Wednesday, June 12, 2024

Why Did I Think Pickwick Wasn’t a Favorite?

Ten years ago, when I drew up my current ten-year Reading Plan, I decided that since I had read and reread all of Dickens’s novels, I could just stick with my favorites this time around. So I picked ten for the new schedule, one for each year: A Tale of Two Cities was there, of course, along with other obvious choices (obvious for me, anyway) like David Copperfield and Dombey and Son. The Pickwick Papers didn’t make that initial cut, but at some point I had a space on one ten-item list of miscellany and decided to throw Pickwick in. So I’m reading it now and wondering, How did I not think this was a favorite?

First of all, it's making me laugh out loud over and over. Its humor is silly, but I’m no snob. Mr. Winkle, for instance, brags about being a sportsman but scares all of his friends on their first hunt when he doesn’t know how to carry his gun without pointing it at parts of his friends or himself. That’s no highbrow joke; it’s the kind of humorous story one would tell about a family member again and again over the years. But I laugh at tried-and-true family jokes, and I laugh at this one. The humor in this first novel often reminds me that Dickens is firmly in the English comic tradition that spawned Monty Python; Mr. Jingle’s habit of stringing short phrases together without forming sentences, for instance, may have had a direct influence on Eric Idle’s “Say no more” character (Mr. Jingle lacks the bawdy inuendoes). I laugh at the Ministry of Silly Walks, and I laugh at Mr. Pickwick getting pushed in a wheelbarrow.
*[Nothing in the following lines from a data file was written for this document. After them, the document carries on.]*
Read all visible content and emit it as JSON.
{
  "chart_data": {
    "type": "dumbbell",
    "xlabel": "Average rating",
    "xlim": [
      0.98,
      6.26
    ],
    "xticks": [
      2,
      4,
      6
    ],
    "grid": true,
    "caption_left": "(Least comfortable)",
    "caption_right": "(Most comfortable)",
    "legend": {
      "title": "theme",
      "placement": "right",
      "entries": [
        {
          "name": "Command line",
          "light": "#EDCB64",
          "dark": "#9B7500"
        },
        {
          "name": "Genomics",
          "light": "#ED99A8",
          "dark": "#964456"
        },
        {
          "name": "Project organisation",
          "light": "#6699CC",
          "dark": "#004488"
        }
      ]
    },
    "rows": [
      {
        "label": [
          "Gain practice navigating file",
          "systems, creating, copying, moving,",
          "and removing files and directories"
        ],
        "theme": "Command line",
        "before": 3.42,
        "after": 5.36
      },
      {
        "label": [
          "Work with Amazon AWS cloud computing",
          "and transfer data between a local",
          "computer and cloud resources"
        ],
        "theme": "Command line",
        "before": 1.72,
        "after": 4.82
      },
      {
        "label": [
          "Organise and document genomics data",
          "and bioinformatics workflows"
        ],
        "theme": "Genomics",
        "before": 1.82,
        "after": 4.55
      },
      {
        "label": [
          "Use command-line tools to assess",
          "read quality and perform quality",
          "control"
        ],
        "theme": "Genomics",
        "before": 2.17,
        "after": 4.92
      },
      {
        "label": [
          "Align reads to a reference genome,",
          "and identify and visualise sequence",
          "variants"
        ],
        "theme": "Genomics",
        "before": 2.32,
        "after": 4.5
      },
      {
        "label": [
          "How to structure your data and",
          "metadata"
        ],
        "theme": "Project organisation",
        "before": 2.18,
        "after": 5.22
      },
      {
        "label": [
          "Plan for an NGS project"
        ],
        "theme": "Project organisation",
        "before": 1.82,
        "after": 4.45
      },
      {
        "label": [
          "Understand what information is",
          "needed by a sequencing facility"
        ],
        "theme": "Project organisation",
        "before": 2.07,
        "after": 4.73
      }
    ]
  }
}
Then it’s so memorable. Before I started, I thought, “OK, this is the one where the hero is considered a great social scientist when he actually can’t tell a road sign from an ancient carving, where there’s a nice Christmas dinner, and where Pickwick goes to debtor’s prison.” That was about all I remembered at the moment. But after just a few pages, twenty more details and characters from the rest of the book came rushing to mind: the fat boy who says, “I wants to make your flesh creep”; Mr. Pickwick getting thrown over a wall and standing in the rain; Tony Weller spelling his name in court (trust me, it’s funny); and more. If I remember that much from it, I must have enjoyed it before.

In an old post on these pages called “Dombey Redux,” I list my favorite comic characters from the Dickens canon. At the end I say, “I know I’m forgetting someone obvious and important.” At last I can say that that obvious and important omission is Sam Weller. G. K. Chesterton says somewhere that Dickens became Dickens when he first put Sam Weller on a page. Sam’s most famous humorous trait is a form of speech known in the dictionary as a Wellerism, in which he says what he would naturally say and then claims his utterance as a quotation from someone in a different situation altogether. “Out vith it, as the father said to his child, when he swallowed a farden.” “That’s what I call a self-evident proposition, as the dog’s-meat man said, when the housemaid told him he warn’t a gentleman.” It doesn’t seem that the respectable Mr. Pickwick would hire such a volubly volatile servant, but to his credit and to our delight, he does. Like Holmes’s Dr. Watson, Sam is unexceptionally loyal and ready to lend a little muscle when a dangerous situation calls for it, and his sometimes embarrassing banter can usually be repressed with a quick, “Not now, Sam.”

Dickens hasn’t quite mastered his distinct art of naming characters yet. Mr. Winkle, Mr. Wardle, Mr. Jingle, and Mr. Trundle, all introduced in the first few chapters, offer a potentially confusing sameness barely broken by the arrival of Mrs. Bardell. But Pickwick is a great name, as are the names of Mrs. Bardell’s lawyers: Dodson and Fogg. Either of those names on its own would have far less than half the impact of the pair; together, the names of Dodson and Fogg give us a quintessentially Dickensian moniker for a law office.

But much of the mature Dickens is here, if in slightly less than polished form: the humor, the sentiment, the love for Christmas, and the pathos (more of that in a future post). One element that pervades Pickwick that doesn’t make much of a showing in later books is all the playful kissing between couples not married or even engaged. The frequency of kissing in Pickwick might be explained by the concurrence of Dickens’s marriage to Catherine Hogarth and the serial publication of the novel. Its relative absence in later books might be explained by the author’s grave nuptial disappointment.